At the International Radar Conference held in Lille (France) the researchers of the NUP/UPNA-Public University of Navarre Pablo Rodríguez-Ulibarri and Miguel Beruete-Díaz, together with their former lecturer and current CEO of Tafco Metawireless S.L., José Antonio Marcotegui-Iturmendi, have received the Disruptive Concept Award for their work “Blind Spot Mitigation in Phased Array Antenna using Metamaterials”. This recognises the authors of a piece of research that “has signified an exceptional breakthrough in research in the field of radar signal processing, systems or applications”. The most innovative aspect of the research was the application of a smart structure based on metamaterials to improve the performance of radar antennae.
The work is the outcome of a two-year project and one million euros funded by the European Defence Agency. Researchers from France (Thales and the National Office for Aerospace Studies and Research), Germany (the Fraunhofer Institute for High Frequency Physics and Radar Techniques FHR), Italy (University of Siena) and Spain (NUP/UPNA and Tafco Metawireless) participated in it.

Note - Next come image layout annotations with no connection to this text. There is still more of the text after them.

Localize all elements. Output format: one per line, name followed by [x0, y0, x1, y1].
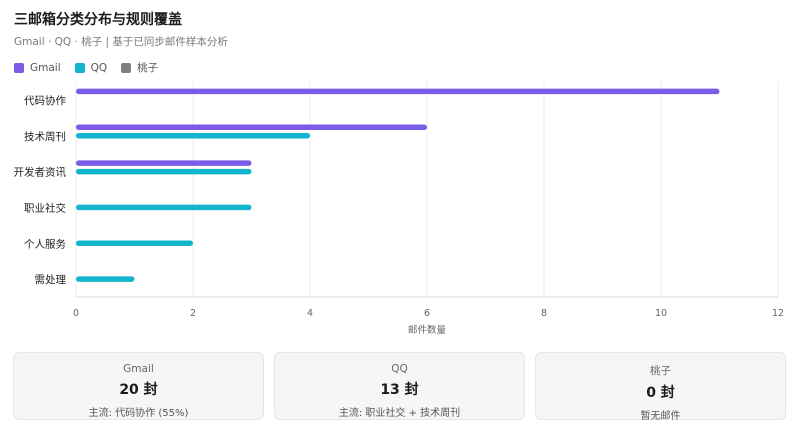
legend-swatch-taozi [121, 62, 132, 73]
card-title: QQ [391, 363, 408, 375]
chart-subtitle: Gmail · QQ · 桃子 | 基于已同步邮件样本分析 [14, 36, 228, 48]
bar-gmail-2 [76, 160, 252, 166]
x-tick-label: 4 [307, 308, 313, 319]
summary-card-taozi: 桃子 0 封 暂无邮件 [535, 352, 786, 422]
card-count: 20 封 [119, 382, 158, 398]
summary-card-qq: QQ 13 封 主流: 职业社交 + 技术周刊 [274, 352, 525, 420]
legend-label-taozi: 桃子 [137, 62, 159, 74]
summary-card-gmail: Gmail 20 封 主流: 代码协作 (55%) [13, 352, 264, 420]
card-count: 0 封 [646, 385, 675, 401]
y-tick-label: 个人服务 [24, 237, 66, 250]
chart-title: 三邮箱分类分布与规则覆盖 [14, 12, 182, 28]
x-tick-label: 6 [424, 308, 430, 319]
x-tick-label: 8 [541, 308, 547, 319]
y-tick-label: 职业社交 [24, 201, 66, 214]
legend-item-gmail[interactable]: Gmail [14, 62, 61, 74]
x-tick-label: 0 [73, 308, 79, 319]
legend-item-taozi[interactable]: 桃子 [121, 60, 158, 75]
bar-qq-5 [76, 276, 135, 282]
legend-item-qq[interactable]: QQ [74, 61, 108, 74]
bar-qq-3 [76, 204, 252, 211]
legend-label-gmail: Gmail [30, 61, 61, 74]
bar-qq-1 [76, 133, 310, 139]
x-tick-label: 12 [772, 308, 784, 319]
card-title: Gmail [123, 363, 154, 375]
legend-swatch-gmail [14, 62, 24, 73]
card-title: 桃子 [650, 365, 671, 377]
card-note: 暂无邮件 [640, 411, 681, 422]
y-tick-label: 代码协作 [24, 94, 66, 107]
y-tick-label: 需处理 [35, 274, 67, 286]
x-tick-label: 2 [190, 308, 196, 319]
card-note: 主流: 代码协作 (55%) [88, 408, 189, 419]
card-count: 13 封 [380, 382, 419, 398]
card-note: 主流: 职业社交 + 技术周刊 [338, 408, 461, 419]
legend-swatch-qq [74, 62, 85, 73]
y-tick-label: 开发者资讯 [14, 166, 67, 179]
bar-qq-2 [76, 168, 252, 175]
legend-label-qq: QQ [90, 61, 108, 74]
bar-qq-4 [76, 240, 193, 246]
x-tick-label: 10 [655, 308, 667, 319]
bar-gmail-0 [76, 88, 720, 95]
bar-gmail-1 [76, 124, 427, 130]
chart-legend: Gmail QQ 桃子 [14, 60, 158, 75]
y-tick-label: 技术周刊 [24, 130, 66, 143]
x-axis-label: 邮件数量 [408, 324, 447, 336]
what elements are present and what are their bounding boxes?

The work of the NUP/UPNA focusses on the applying of metamaterials to smart phased array-type antennae. As Pablo Rodríguez-Ulibarri, author of the main contributions, pointed out, “we have managed to improve the shortcomings that existed when it comes to directing the beam of the antenna in different directions, the so-called blind zones in pointing.The most innovative contribution is that we have developed a radome (the coating that protects the antenna) based on metamaterials —metaradome— which is capable of improving the response of the so-called blind angles without modifying the prototype antenna in any way. It consists of a thin film designed following concepts inspired by metamaterials, which acts as if it were a lens and allows the beam of the antenna to behave much more efficiently compared with what has been achieved until now.”
Miguel Beruete, the technical supervisor of the work, stressed that “this work signifies in some way a milestone within our line of research into volumetric metamaterials. Our previous experience in metalenses (or metamaterial lenses) has been a key component in the success of this project.At the same time the development of this metaradome has provided us with essential knowledge to achieve the breakthrough in the design of new metamaterial-based devices.”
Features of metamaterials
Metamaterials are artificial structures with properties that do not exist in a conventional material. They use natural materials, like small metal fragments that are joined together like meccano parts to artificially synthesise properties that are otherwise impossible to find. Initially put forward to control electromagnetic radiation, right now their use has become widespread and has extended to other areas like mechanical waves (sound, for example).